Marpat, istri dari Sigit Wicaksono, pemilik usaha Kerajinan Batik Tulis Khas Lasem Sekar Kencana, menyatakan toleransi antarumat beragama harus terus dijaga dengan baik agar situasi dan kondisi lingkungan menjadi lebih tentram.
Budaya saling peduli ketika memiliki hajat atau perayaan tertentu, sebenarnya identik dengan budaya Jawa. Karena tinggal berdampingan sejak ratusan tahun lalu, kebiasaan itu merambah ke warga Tionghoa dan keturunannya yang tinggal di Rembang.

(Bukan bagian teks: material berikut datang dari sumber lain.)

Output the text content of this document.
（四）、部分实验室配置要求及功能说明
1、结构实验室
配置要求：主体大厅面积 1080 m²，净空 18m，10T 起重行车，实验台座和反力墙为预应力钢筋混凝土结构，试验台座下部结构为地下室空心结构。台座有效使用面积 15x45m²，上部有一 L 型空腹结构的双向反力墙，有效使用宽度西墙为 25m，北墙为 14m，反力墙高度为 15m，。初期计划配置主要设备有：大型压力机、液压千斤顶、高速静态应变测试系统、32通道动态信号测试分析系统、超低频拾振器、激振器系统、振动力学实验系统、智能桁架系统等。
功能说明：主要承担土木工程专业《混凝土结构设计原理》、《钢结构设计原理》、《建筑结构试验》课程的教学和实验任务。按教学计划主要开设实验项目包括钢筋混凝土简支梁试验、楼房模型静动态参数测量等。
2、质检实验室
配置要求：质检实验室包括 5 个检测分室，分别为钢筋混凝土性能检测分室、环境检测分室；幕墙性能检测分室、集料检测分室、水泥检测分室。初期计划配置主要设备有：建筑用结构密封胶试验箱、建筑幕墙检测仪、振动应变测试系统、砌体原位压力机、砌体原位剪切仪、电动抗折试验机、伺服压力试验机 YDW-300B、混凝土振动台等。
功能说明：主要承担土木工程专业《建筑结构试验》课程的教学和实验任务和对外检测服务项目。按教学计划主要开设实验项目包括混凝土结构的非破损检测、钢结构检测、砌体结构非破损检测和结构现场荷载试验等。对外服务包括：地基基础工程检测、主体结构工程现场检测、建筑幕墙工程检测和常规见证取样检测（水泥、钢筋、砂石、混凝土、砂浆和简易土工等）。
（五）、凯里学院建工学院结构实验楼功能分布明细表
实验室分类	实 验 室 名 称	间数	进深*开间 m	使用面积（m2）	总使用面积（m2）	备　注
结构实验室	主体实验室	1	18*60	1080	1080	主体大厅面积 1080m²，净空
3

"Tradisi ini (memberi kue keranjang) sudah lama, bertahun-tahun dulu sudah lama melakukan seperti ini," bebernya.
Sementara itu, Mifta, warga sekitar kediaman Marpat, membenarkan ada tradisi berbagi kue keranjang dari tetangganya itu setiap perayaan Imlek. Semenjak kecil, sekitar tahun 1990, setahunya sudah ada kebiasaan berbagi seperti itu.

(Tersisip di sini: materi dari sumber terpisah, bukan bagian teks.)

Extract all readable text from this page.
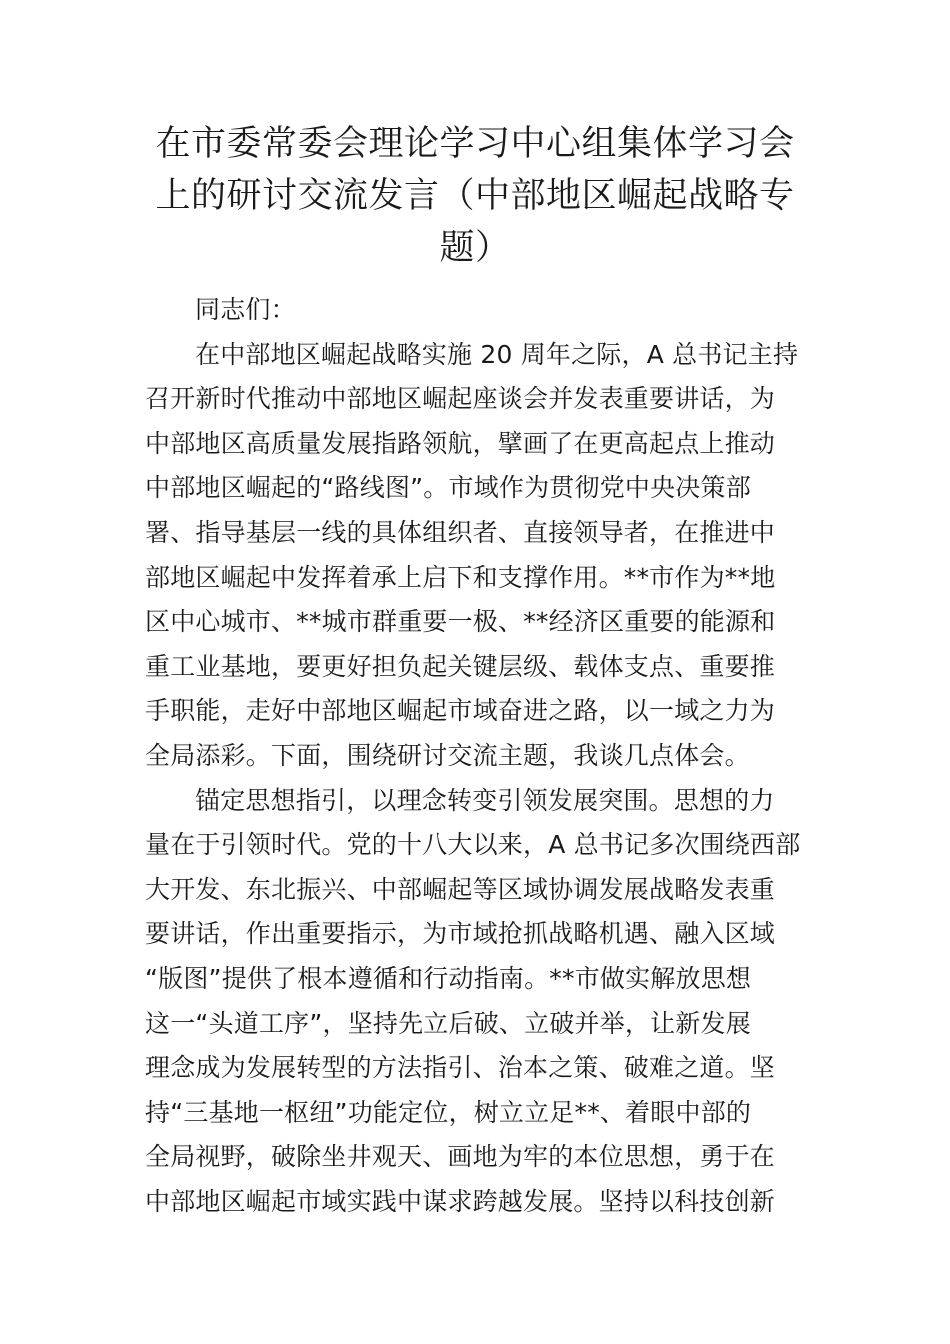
在市委常委会理论学习中心组集体学习会
上的研讨交流发言（中部地区崛起战略专
题）
同志们：
在中部地区崛起战略实施 20 周年之际，A 总书记主持
召开新时代推动中部地区崛起座谈会并发表重要讲话，为
中部地区高质量发展指路领航，擘画了在更高起点上推动
中部地区崛起的“路线图”。市域作为贯彻党中央决策部
署、指导基层一线的具体组织者、直接领导者，在推进中
部地区崛起中发挥着承上启下和支撑作用。**市作为**地
区中心城市、**城市群重要一极、**经济区重要的能源和
重工业基地，要更好担负起关键层级、载体支点、重要推
手职能，走好中部地区崛起市域奋进之路，以一域之力为
全局添彩。下面，围绕研讨交流主题，我谈几点体会。
锚定思想指引，以理念转变引领发展突围。思想的力
量在于引领时代。党的十八大以来，A 总书记多次围绕西部
大开发、东北振兴、中部崛起等区域协调发展战略发表重
要讲话，作出重要指示，为市域抢抓战略机遇、融入区域
“版图”提供了根本遵循和行动指南。**市做实解放思想
这一“头道工序”，坚持先立后破、立破并举，让新发展
理念成为发展转型的方法指引、治本之策、破难之道。坚
持“三基地一枢纽”功能定位，树立立足**、着眼中部的
全局视野，破除坐井观天、画地为牢的本位思想，勇于在
中部地区崛起市域实践中谋求跨越发展。坚持以科技创新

"Dikasih sama pegawainya tante Marpat, isinya macam-macam ada apem, bogis, bolu kukus, dan makanan tradisional lainnya," ujar Mifta.

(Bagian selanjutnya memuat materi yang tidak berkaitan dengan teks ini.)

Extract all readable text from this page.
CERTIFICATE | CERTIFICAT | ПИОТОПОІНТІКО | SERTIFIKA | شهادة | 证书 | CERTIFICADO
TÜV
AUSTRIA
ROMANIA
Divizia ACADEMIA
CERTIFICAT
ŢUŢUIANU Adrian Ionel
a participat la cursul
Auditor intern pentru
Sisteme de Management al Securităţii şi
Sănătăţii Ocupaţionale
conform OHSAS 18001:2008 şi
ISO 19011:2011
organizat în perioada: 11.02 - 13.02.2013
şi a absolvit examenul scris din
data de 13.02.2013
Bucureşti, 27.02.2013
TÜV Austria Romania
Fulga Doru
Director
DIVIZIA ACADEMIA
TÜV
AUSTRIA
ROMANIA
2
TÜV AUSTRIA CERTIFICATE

Tidak hanya dari Marpat, keluarganya juga mendapat kue keranjang dari beberapa tetangga lain yang keturunan Tionghoa. Meski hanya sebatas kue maupun jajanan sederhana lainnya, pemberian tersebut merupakan bentuk kerukunan. Bagian dari mempererat persatuan tanpa membedakan keyakinan dan etnis.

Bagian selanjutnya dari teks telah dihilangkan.